You have just described our motorhome! If and when we change it we will be looking for something with a similar layout (having had a u-shaped rear lounge previously). The current van is 23 feet long, we rarely have problems finding somewhere to park it and it handles like a dream. Happy travels


----------



## Jojo (Jun 18, 2012)

*I bought one!*

Thanks all for advice and thought. I realised several things:

I'd need to bring it into London so, if diesel, it would need to be post 2002
I've never driven anything longer than about 14' so was a bit scared
it would need to be as short as possible because parking in London or on my plot or outside my parents' house would be tricky for anything much over 18'
I want the bed to be available permanently, no converting, and I like loft beds so a bed over the cab would work well... if I want a nap I'd rather go to bed than sit in a chair (don't need chairs to swivel)
I want the table to be available permanently and strong enough to hold a sewing machine
I wanted a shower compartment that could be screened off from the WC (I have a wet room at home and everything getting wet isn't my idea of fun)
So I bought a 6 year old diesel Ducato with an ACE La Finca body, with a sturdy table behind the driver and the waterworks at the back.

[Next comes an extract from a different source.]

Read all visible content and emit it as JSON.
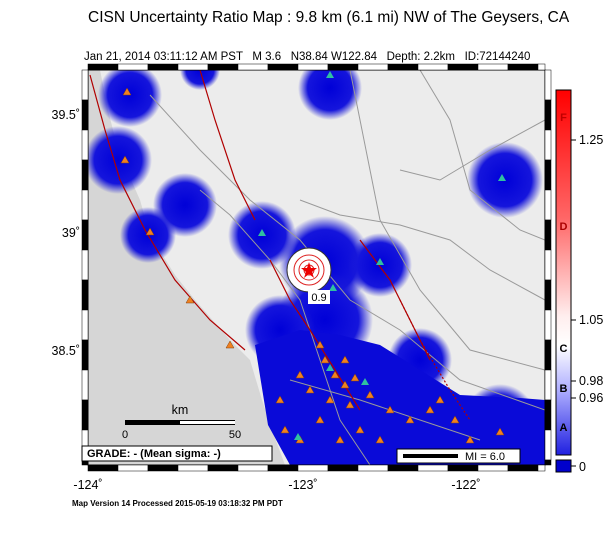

I love it/her! (got to find the right name yet). There are a few minor bumps to the bodywork but otherwise she's fine and liveable for the next year or so.

But...
The leisure battery isn't charged (awaiting delivery of various cables, then I'll know more) and the panel linking it to the engine battery seems to have been wired wrongly. Also, even when there's power I have absolutely no idea how to work anything. So, I'm wondering if there's anyone  who might like to do a couple of hours 'consultancy' showing me the ropes - ideally near East London or, in a few weeks, near Stockport. I could also pop in somewhere along the M1 on my journey north, if someone offered. You would, of course, get paid  ; )

I'll also need GPS to get the POIs, hoping fairytooth will be able to help me choose which one to get, and as many tips as possible on packing the van, what to take, things that will make life easier etc. I may post this again elsewhere with all requests since "but"...

Thanks, everyone!


----------